Kebutuhan akan bahan bakar penerbangan yang berkelanjutan
Konferensi Para Pihak ke-30 Konvensi Kerangka Kerja Perserikatan Bangsa-Bangsa tentang Perubahan Iklim (COP30) resmi dibuka pada 10 November. Salah satu topik utama konferensi ini adalah biofuel. Biofuel dianggap sebagai solusi kunci untuk mengurangi emisi karbon di dunia , tak terkecuali industri penerbangan.

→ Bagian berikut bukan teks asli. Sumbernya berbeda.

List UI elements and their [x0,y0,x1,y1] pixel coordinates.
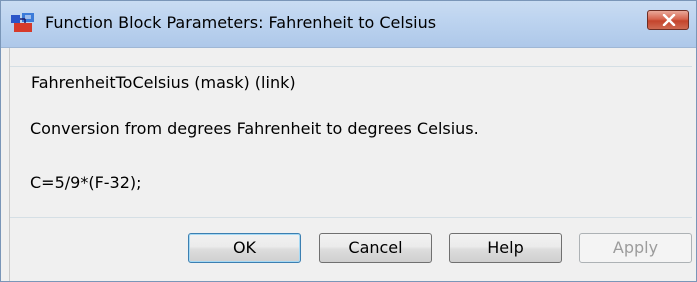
cancel-button[interactable]: Cancel [319,233,432,263]
block-description: Conversion from degrees Fahrenheit to de… [30,119,479,138]
window-title: Function Block Parameters: Fahrenheit to… [45,13,437,32]
block-formula: C=5/9*(F-32); [30,173,142,192]
ok-button[interactable]: OK [188,233,301,263]
mask-description-group: FahrenheitToCelsius (mask) (link) Conver… [10,66,692,218]
apply-button[interactable]: Apply [579,233,692,263]
close-icon [662,14,676,26]
close-button[interactable] [647,10,689,30]
group-title: FahrenheitToCelsius (mask) (link) [28,73,299,92]
dialog-body: FahrenheitToCelsius (mask) (link) Conver… [9,48,694,281]
dialog-window: Function Block Parameters: Fahrenheit to… [0,0,697,282]
simulink-block-icon [11,12,37,34]
title-bar[interactable]: Function Block Parameters: Fahrenheit to… [1,1,696,48]
help-button[interactable]: Help [449,233,562,263]
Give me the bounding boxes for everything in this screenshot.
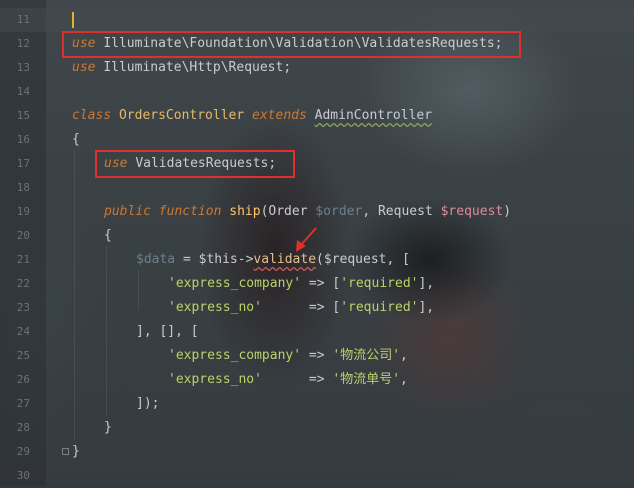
code-line-30[interactable]: 30	[0, 464, 634, 488]
method-signature: public function ship(Order $order, Reque…	[104, 204, 512, 219]
line-number: 23	[16, 301, 30, 314]
line-number: 30	[16, 469, 30, 482]
line-number: 26	[16, 373, 30, 386]
line-number: 19	[16, 205, 30, 218]
class-brace-open: {	[72, 132, 80, 147]
code-line-27[interactable]: 27 ]);	[0, 392, 634, 416]
highlight-box-use-trait	[95, 150, 295, 178]
use-statement-request: use Illuminate\Http\Request;	[72, 60, 292, 75]
code-line-22[interactable]: 22 'express_company' => ['required'],	[0, 272, 634, 296]
highlight-box-use-statement	[62, 31, 521, 58]
class-declaration: class OrdersController extends AdminCont…	[72, 108, 433, 123]
line-number: 22	[16, 277, 30, 290]
line-number: 29	[16, 445, 30, 458]
code-line-20[interactable]: 20 {	[0, 224, 634, 248]
line-number: 12	[16, 37, 30, 50]
code-line-16[interactable]: 16 {	[0, 128, 634, 152]
code-line-15[interactable]: 15 class OrdersController extends AdminC…	[0, 104, 634, 128]
line-number: 25	[16, 349, 30, 362]
code-line-11[interactable]: 11	[0, 8, 634, 32]
line-number: 24	[16, 325, 30, 338]
line-number: 17	[16, 157, 30, 170]
line-number: 16	[16, 133, 30, 146]
line-number: 14	[16, 85, 30, 98]
attr-express-company: 'express_company' => '物流公司',	[168, 348, 408, 363]
line-number: 18	[16, 181, 30, 194]
validate-call-close: ]);	[136, 396, 160, 411]
code-line-18[interactable]: 18	[0, 176, 634, 200]
code-line-13[interactable]: 13 use Illuminate\Http\Request;	[0, 56, 634, 80]
attr-express-no: 'express_no' => '物流单号',	[168, 372, 408, 387]
line-number: 20	[16, 229, 30, 242]
code-line-25[interactable]: 25 'express_company' => '物流公司',	[0, 344, 634, 368]
line-number: 13	[16, 61, 30, 74]
code-line-26[interactable]: 26 'express_no' => '物流单号',	[0, 368, 634, 392]
line-number: 28	[16, 421, 30, 434]
line-number: 21	[16, 253, 30, 266]
validate-call: $data = $this->validate($request, [	[136, 252, 410, 267]
code-line-14[interactable]: 14	[0, 80, 634, 104]
class-brace-close: }	[72, 444, 80, 459]
rule-express-company: 'express_company' => ['required'],	[168, 276, 435, 291]
code-line-29[interactable]: 29 }	[0, 440, 634, 464]
code-line-19[interactable]: 19 public function ship(Order $order, Re…	[0, 200, 634, 224]
text-cursor	[72, 12, 74, 28]
method-brace-open: {	[104, 228, 112, 243]
array-separator: ], [], [	[136, 324, 199, 339]
line-number: 27	[16, 397, 30, 410]
fold-marker-icon[interactable]	[62, 448, 69, 455]
rule-express-no: 'express_no' => ['required'],	[168, 300, 435, 315]
method-brace-close: }	[104, 420, 112, 435]
code-line-21[interactable]: 21 $data = $this->validate($request, [	[0, 248, 634, 272]
code-line-23[interactable]: 23 'express_no' => ['required'],	[0, 296, 634, 320]
code-line-28[interactable]: 28 }	[0, 416, 634, 440]
line-number: 15	[16, 109, 30, 122]
code-line-24[interactable]: 24 ], [], [	[0, 320, 634, 344]
line-number: 11	[16, 13, 30, 26]
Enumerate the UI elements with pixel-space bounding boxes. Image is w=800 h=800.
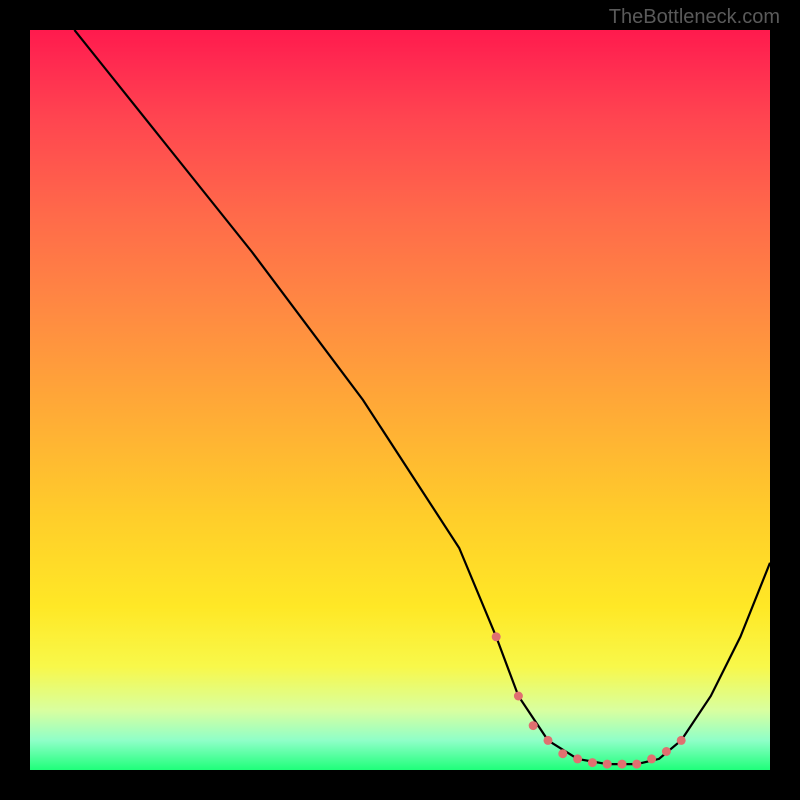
bottleneck-curve-line [74, 30, 770, 764]
valley-marker [647, 754, 656, 763]
valley-marker [544, 736, 553, 745]
valley-marker [588, 758, 597, 767]
valley-marker [573, 754, 582, 763]
valley-marker [618, 760, 627, 769]
chart-svg [30, 30, 770, 770]
chart-plot-area [30, 30, 770, 770]
valley-marker [514, 692, 523, 701]
valley-marker [632, 760, 641, 769]
valley-marker [662, 747, 671, 756]
valley-marker [558, 749, 567, 758]
valley-marker [529, 721, 538, 730]
valley-marker [677, 736, 686, 745]
watermark-text: TheBottleneck.com [609, 6, 780, 29]
valley-marker [492, 632, 501, 641]
valley-marker [603, 760, 612, 769]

Emisi karbon dari industri penerbangan menyumbang 2,5% hingga 3% dari total emisi global. Namun, industri penerbangan dianggap sebagai salah satu sektor yang paling sulit didekarbonisasi. Kuncinya adalah bahan bakar berkelanjutan. Bahan bakar penerbangan berkelanjutan adalah sumber energi terbarukan yang berasal dari bahan baku seperti minyak goreng bekas, limbah pertanian , sampah kota, dan beberapa jenis alga. Tidak seperti bahan bakar jet konvensional yang berasal dari bahan bakar fosil yang terbatas, bahan bakar penerbangan berkelanjutan merupakan alternatif terbarukan dan rendah karbon yang dapat secara signifikan mengurangi emisi gas rumah kaca. Bahan bakar penerbangan berkelanjutan diperkirakan akan berkontribusi sekitar 65% dari pengurangan emisi karbon yang dibutuhkan untuk mencapai emisi nol bersih pada tahun 2050.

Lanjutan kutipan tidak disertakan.